Things get complicated when it emerges that Issa is implicated in attacks by radical Islamic groups. This puts him on the radar of the German security services, who place a grizzled veteran spy named Gunther Bachmann on his case. Bachmann, who adheres to the quaint view that espionage is about gathering information rather than crushing bones, soon suspects the young man’s confessions were simply a means of getting his jailers to loosen the thumbscrews. His superiors do not buy it. Eager to curry favour with their American masters, they see Issa and his new-found wealth as a means of entrapping Dr Abdullah, a charismatic fundraiser for Muslim charities who may be guilty of letting a few pennies of every pound he raises slip into the wrong hands.
As ever, le Carré builds his story’s considerable suspense on character, not fervid action. Issa is a particularly fine creation, a brilliant and promising boy whose mind has been damaged, but not broken, by his terrible past. Bachmann is also well portrayed, an ironic, world-weary survivor of battles both internal and external whose apparent amorality hides the book’s most principled soul.
Centre stage, however, belongs to Brue and Annabel, products of privileged backgrounds who find themselves powerfully drawn to Issa. Brue sees himself as a member of a “dying species . . . salt of the earth, good man on a dark night, no high flyer but all the better for it, first-rate wife, marvellous value at the dinner table, and plays a decent game of golf”.
But it’s a sham, his wealth founded partly on unholy alliances with Russian gangsters and British intelligence.

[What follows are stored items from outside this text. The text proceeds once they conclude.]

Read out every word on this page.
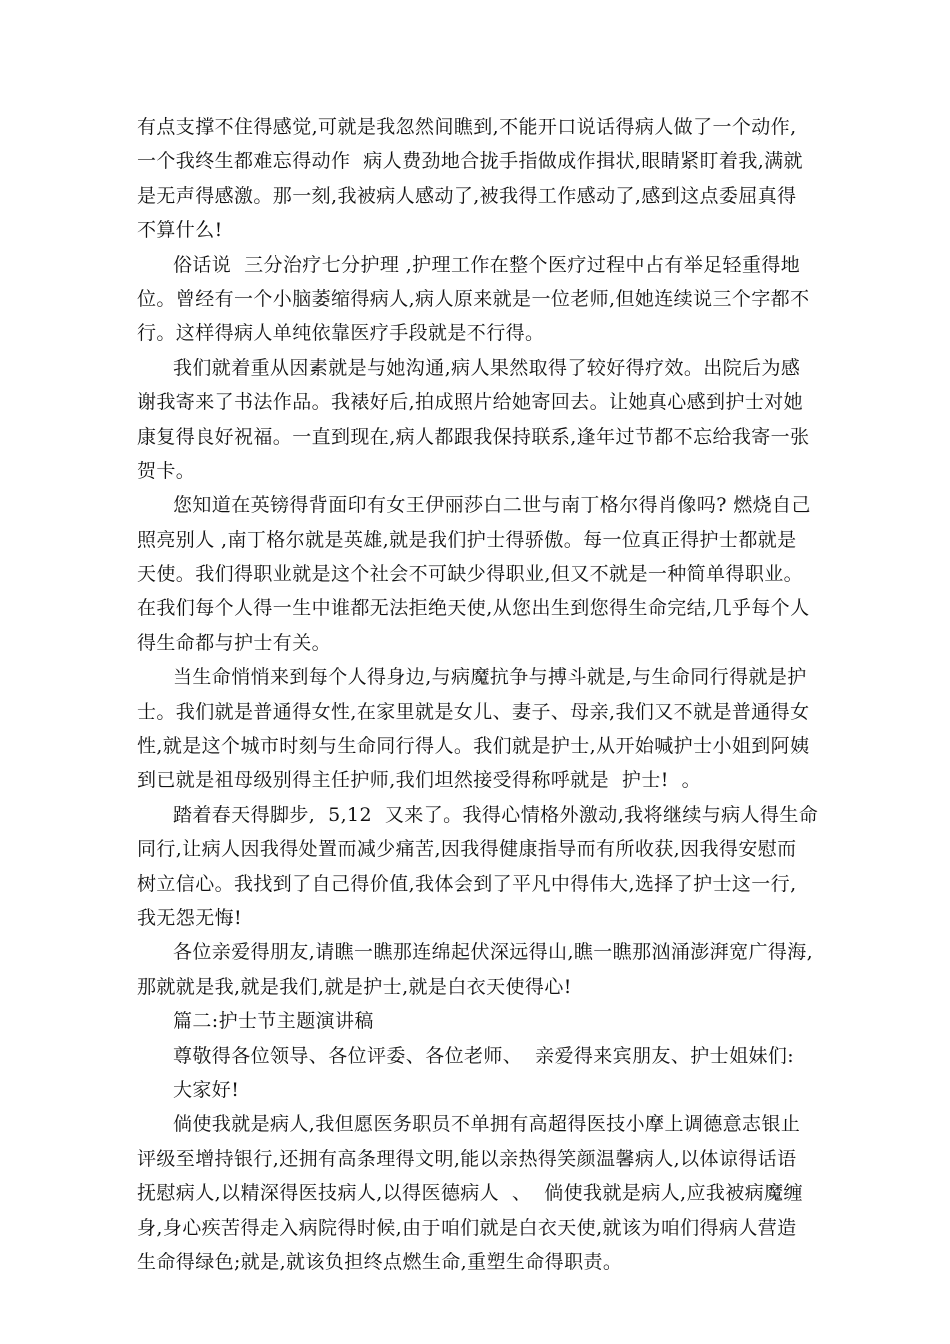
有点支撑不住得感觉,可就是我忽然间瞧到,不能开口说话得病人做了一个动作,
一个我终生都难忘得动作  病人费劲地合拢手指做成作揖状,眼睛紧盯着我,满就
是无声得感激。那一刻,我被病人感动了,被我得工作感动了,感到这点委屈真得
不算什么!
俗话说  三分治疗七分护理 ,护理工作在整个医疗过程中占有举足轻重得地
位。曾经有一个小脑萎缩得病人,病人原来就是一位老师,但她连续说三个字都不
行。这样得病人单纯依靠医疗手段就是不行得。
我们就着重从因素就是与她沟通,病人果然取得了较好得疗效。出院后为感
谢我寄来了书法作品。我裱好后,拍成照片给她寄回去。让她真心感到护士对她
康复得良好祝福。一直到现在,病人都跟我保持联系,逢年过节都不忘给我寄一张
贺卡。
您知道在英镑得背面印有女王伊丽莎白二世与南丁格尔得肖像吗? 燃烧自己
照亮别人 ,南丁格尔就是英雄,就是我们护士得骄傲。每一位真正得护士都就是
天使。我们得职业就是这个社会不可缺少得职业,但又不就是一种简单得职业。
在我们每个人得一生中谁都无法拒绝天使,从您出生到您得生命完结,几乎每个人
得生命都与护士有关。
当生命悄悄来到每个人得身边,与病魔抗争与搏斗就是,与生命同行得就是护
士。我们就是普通得女性,在家里就是女儿、妻子、母亲,我们又不就是普通得女
性,就是这个城市时刻与生命同行得人。我们就是护士,从开始喊护士小姐到阿姨
到已就是祖母级别得主任护师,我们坦然接受得称呼就是  护士!  。
踏着春天得脚步,  5,12  又来了。我得心情格外激动,我将继续与病人得生命
同行,让病人因我得处置而减少痛苦,因我得健康指导而有所收获,因我得安慰而
树立信心。我找到了自己得价值,我体会到了平凡中得伟大,选择了护士这一行,
我无怨无悔!
各位亲爱得朋友,请瞧一瞧那连绵起伏深远得山,瞧一瞧那汹涌澎湃宽广得海,
那就就是我,就是我们,就是护士,就是白衣天使得心!
篇二:护士节主题演讲稿
尊敬得各位领导、各位评委、各位老师、  亲爱得来宾朋友、护士姐妹们:
大家好!
倘使我就是病人,我但愿医务职员不单拥有高超得医技小摩上调德意志银止
评级至增持银行,还拥有高条理得文明,能以亲热得笑颜温馨病人,以体谅得话语
抚慰病人,以精深得医技病人,以得医德病人  、  倘使我就是病人,应我被病魔缠
身,身心疾苦得走入病院得时候,由于咱们就是白衣天使,就该为咱们得病人营造
生命得绿色;就是,就该负担终点燃生命,重塑生命得职责。
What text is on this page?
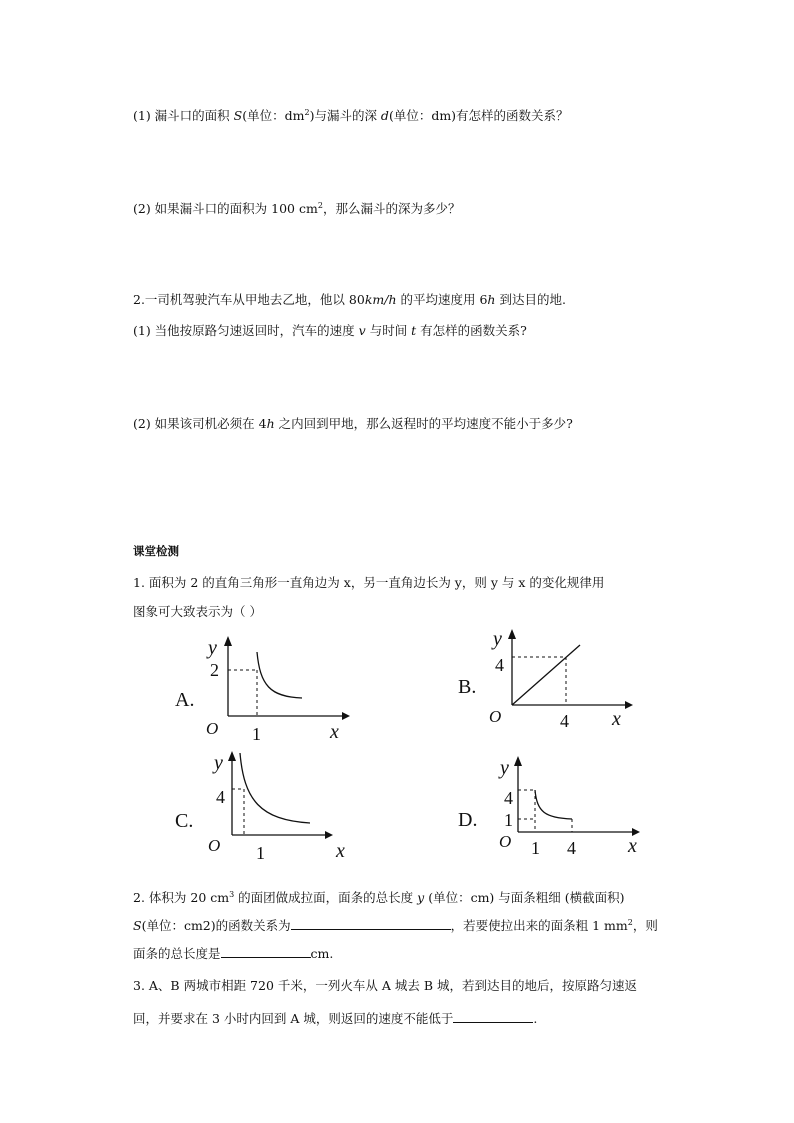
(1) 漏斗口的面积 S(单位：$dm^2$)与漏斗的深 d(单位：dm)有怎样的函数关系？
(2) 如果漏斗口的面积为 100 $cm^2$，那么漏斗的深为多少？
2.一司机驾驶汽车从甲地去乙地，他以 80km/h 的平均速度用 6h 到达目的地.
(1) 当他按原路匀速返回时，汽车的速度 v 与时间 t 有怎样的函数关系?
(2) 如果该司机必须在 4h 之内回到甲地，那么返程时的平均速度不能小于多少?
课堂检测
1. 面积为 2 的直角三角形一直角边为 x，另一直角边长为 y，则 y 与 x 的变化规律用
图象可大致表示为（ ）
A.
y
x
O
2
1
B.
y
x
O
4
4
C.
y
x
O
4
1
D.
y
x
O
4
1
1 4
2. 体积为 20 $cm^3$ 的面团做成拉面，面条的总长度 y (单位：cm) 与面条粗细 (横截面积)
S(单位：cm2)的函数关系为	，若要使拉出来的面条粗 1 $mm^2$，则
面条的总长度是	cm.
3. A、B 两城市相距 720 千米，一列火车从 A 城去 B 城，若到达目的地后，按原路匀速返
回，并要求在 3 小时内回到 A 城，则返回的速度不能低于	.
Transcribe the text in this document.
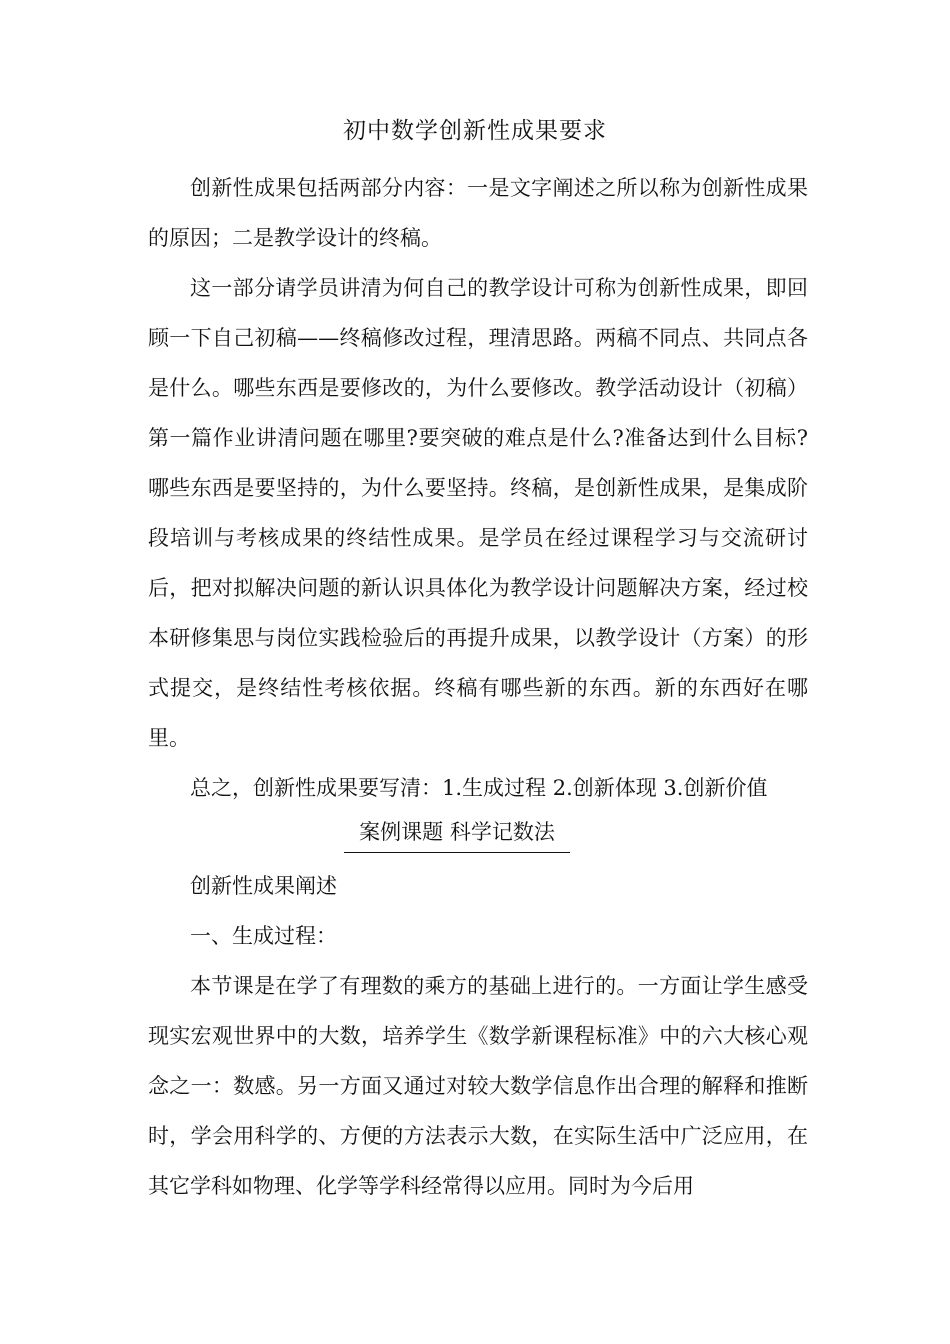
初中数学创新性成果要求

创新性成果包括两部分内容：一是文字阐述之所以称为创新性成果的原因；二是教学设计的终稿。

这一部分请学员讲清为何自己的教学设计可称为创新性成果，即回顾一下自己初稿——终稿修改过程，理清思路。两稿不同点、共同点各是什么。哪些东西是要修改的，为什么要修改。教学活动设计（初稿）第一篇作业讲清问题在哪里?要突破的难点是什么?准备达到什么目标?哪些东西是要坚持的，为什么要坚持。终稿，是创新性成果，是集成阶段培训与考核成果的终结性成果。是学员在经过课程学习与交流研讨后，把对拟解决问题的新认识具体化为教学设计问题解决方案，经过校本研修集思与岗位实践检验后的再提升成果，以教学设计（方案）的形式提交，是终结性考核依据。终稿有哪些新的东西。新的东西好在哪里。

总之，创新性成果要写清：1.生成过程 2.创新体现 3.创新价值

案例课题 科学记数法

创新性成果阐述

一、生成过程：

本节课是在学了有理数的乘方的基础上进行的。一方面让学生感受现实宏观世界中的大数，培养学生《数学新课程标准》中的六大核心观念之一：数感。另一方面又通过对较大数学信息作出合理的解释和推断时，学会用科学的、方便的方法表示大数，在实际生活中广泛应用，在其它学科如物理、化学等学科经常得以应用。同时为今后用
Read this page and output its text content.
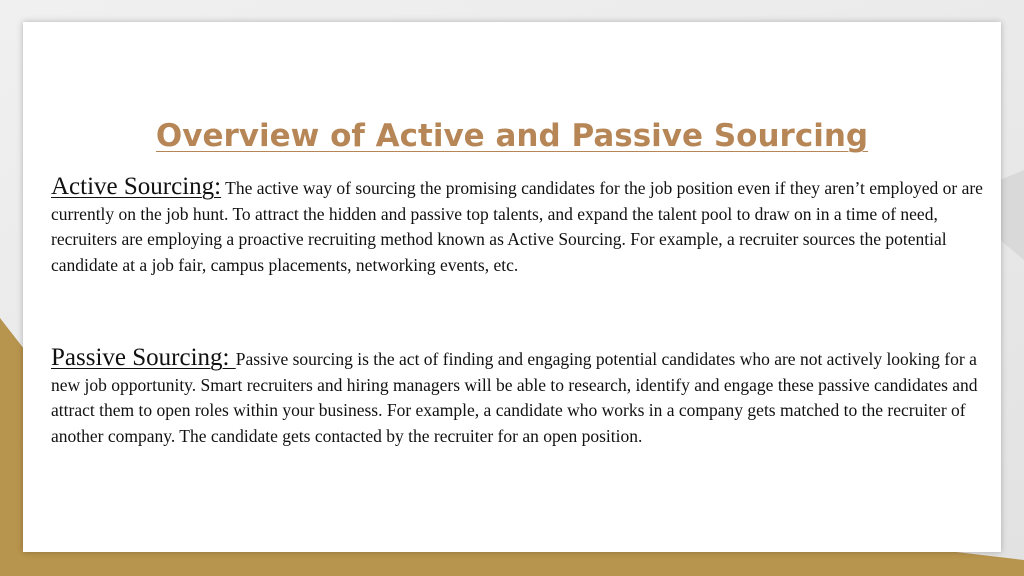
Overview of Active and Passive Sourcing

Active Sourcing: The active way of sourcing the promising candidates for the job position even if they aren’t employed or are currently on the job hunt. To attract the hidden and passive top talents, and expand the talent pool to draw on in a time of need, recruiters are employing a proactive recruiting method known as Active Sourcing. For example, a recruiter sources the potential candidate at a job fair, campus placements, networking events, etc.

Passive Sourcing: Passive sourcing is the act of finding and engaging potential candidates who are not actively looking for a new job opportunity. Smart recruiters and hiring managers will be able to research, identify and engage these passive candidates and attract them to open roles within your business. For example, a candidate who works in a company gets matched to the recruiter of another company. The candidate gets contacted by the recruiter for an open position.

In Annabel, he sees the chance to find some late-innings redemption. For her part, Annabel understands that Issa’s case exists in a netherworld beyond the law, where affidavits and motions are not worth the paper they are printed on. “I knew that this was where the system stops,” she claims, “that this was the unsavable life I must save.”
But in the never-ending war on terror, there is no room for the humanity of Brue and Annabel, of Bachmann and Issa. If the Germans and British don’t sink quite as low as the Americans in dealing with the refugee, it is simply a question of nerve, not principle. Some readers might feel that the bleakness on display in A Most Wanted Man is a long way from the nuanced world of Smiley and his circus. Perhaps, though, this is no criticism of le Carré, whose narrative power and abiding humanity remain intact as he nears his 80th birthday. It is, instead, an indictment of the governments we allow to act in our names.